Три повести - Виктор Семенович Близнец
Шрифт:
Интервал:
Закладка:
«А в моем кармане — ножик».
«Нет, Вовка, это в моем».
«Ты что, забыл?»
«Может, и в твоем», — согласился Алешка, хотя и знает, что было как раз наоборот, но Вовка быстро обменял свою половину.
«А мать сшила нам пиджак и штаны».
«И тебе и мне одинаковые».
Посмотрят ребята друг на друга. На Вовке зеленый пиджачок, и на Алешке такой же — из одного кителя. На Вовке штаны с заплатами, и на Алешке такие же — недаром сшиты из одного плаща. «Просто близнецы!» — смеются друзья…
— Чего зубы скалишь? — пробормотал Алешкин отец, неся из погреба ящик с инструментами. — И куда собрался?
— Пускай идет! — заступается мать за самого младшего. — Душу с Вовкой отведет.
— Никаких «пускай»! Землянку надо подправить.

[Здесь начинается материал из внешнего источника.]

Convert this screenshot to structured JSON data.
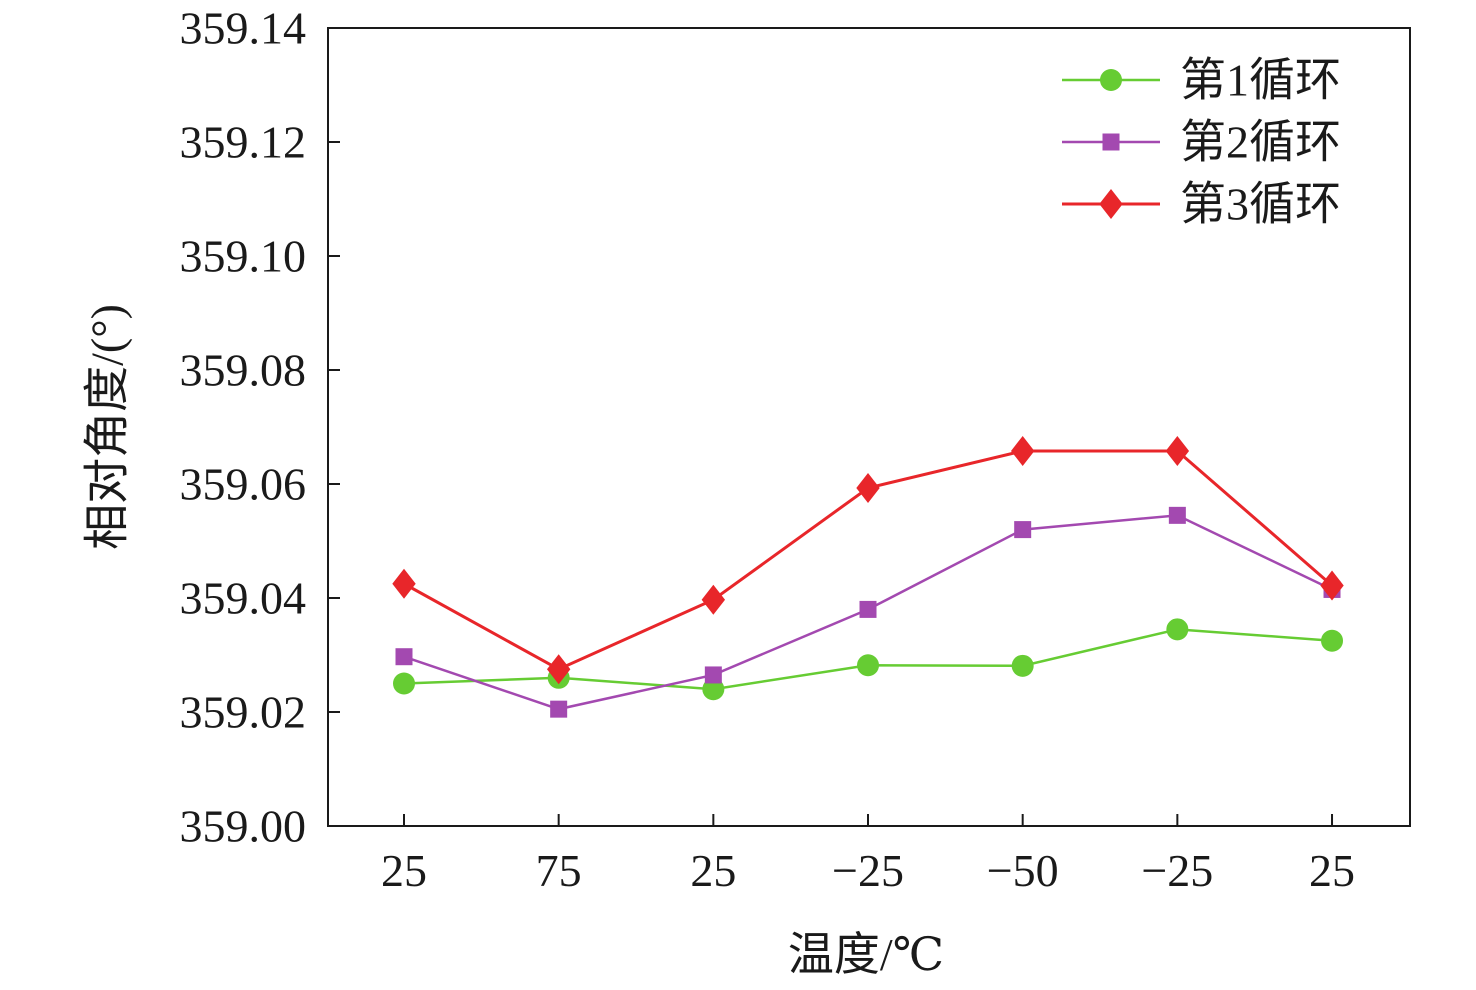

Чего гнить нам, как бревнам среди болота.
Алешка знает: если сказал отец — все, не отпустит.
И, глянув в последний раз за реку, где паслись козы, он тяжело вздохнул и пошел помогать старшему брату Илье, который уже месил глину.
Старый Денис Яценко вывел во двор все семейство: двух сыновей, трех дочерей — Федо́ру, Зинку, Ольгу и даже пятилетнюю внучку — Федо́рину дочь, Катюшу.

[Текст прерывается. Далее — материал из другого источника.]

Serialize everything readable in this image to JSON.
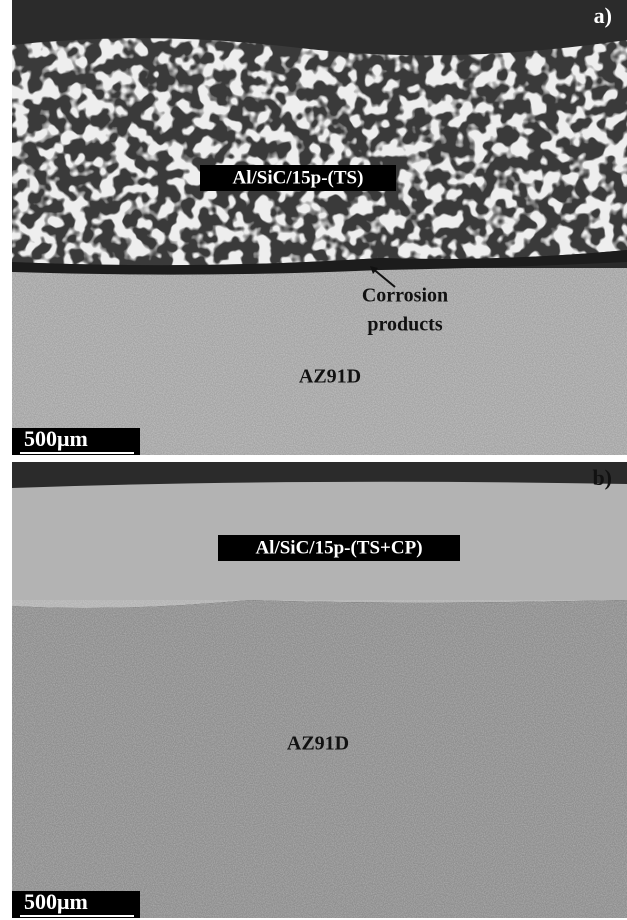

У плотника Дениса дети словно на одну колодку сбиты: все белобрысые, приземистые, широкие в плечах. И такие же толстогубые, как и мать — тихая и добрая казачка Ульяна.
— Вы, девчата, разбирайте потолок, — распоряжается отец. — Ты, старая, подавай с Ильей валки. Да смотрите, глину как следует месите. А ты, Алешка, собирай кирпич на пепелище. Какой попадется — целый или битый, ко мне подноси.
И пошла работа, как в муравейнике.
С деда-прадеда были Яценки мастеровыми, были работягами-молчунами.
Угрюмый Денис все умел: и плотничал, и печи клал, и стропила ставил.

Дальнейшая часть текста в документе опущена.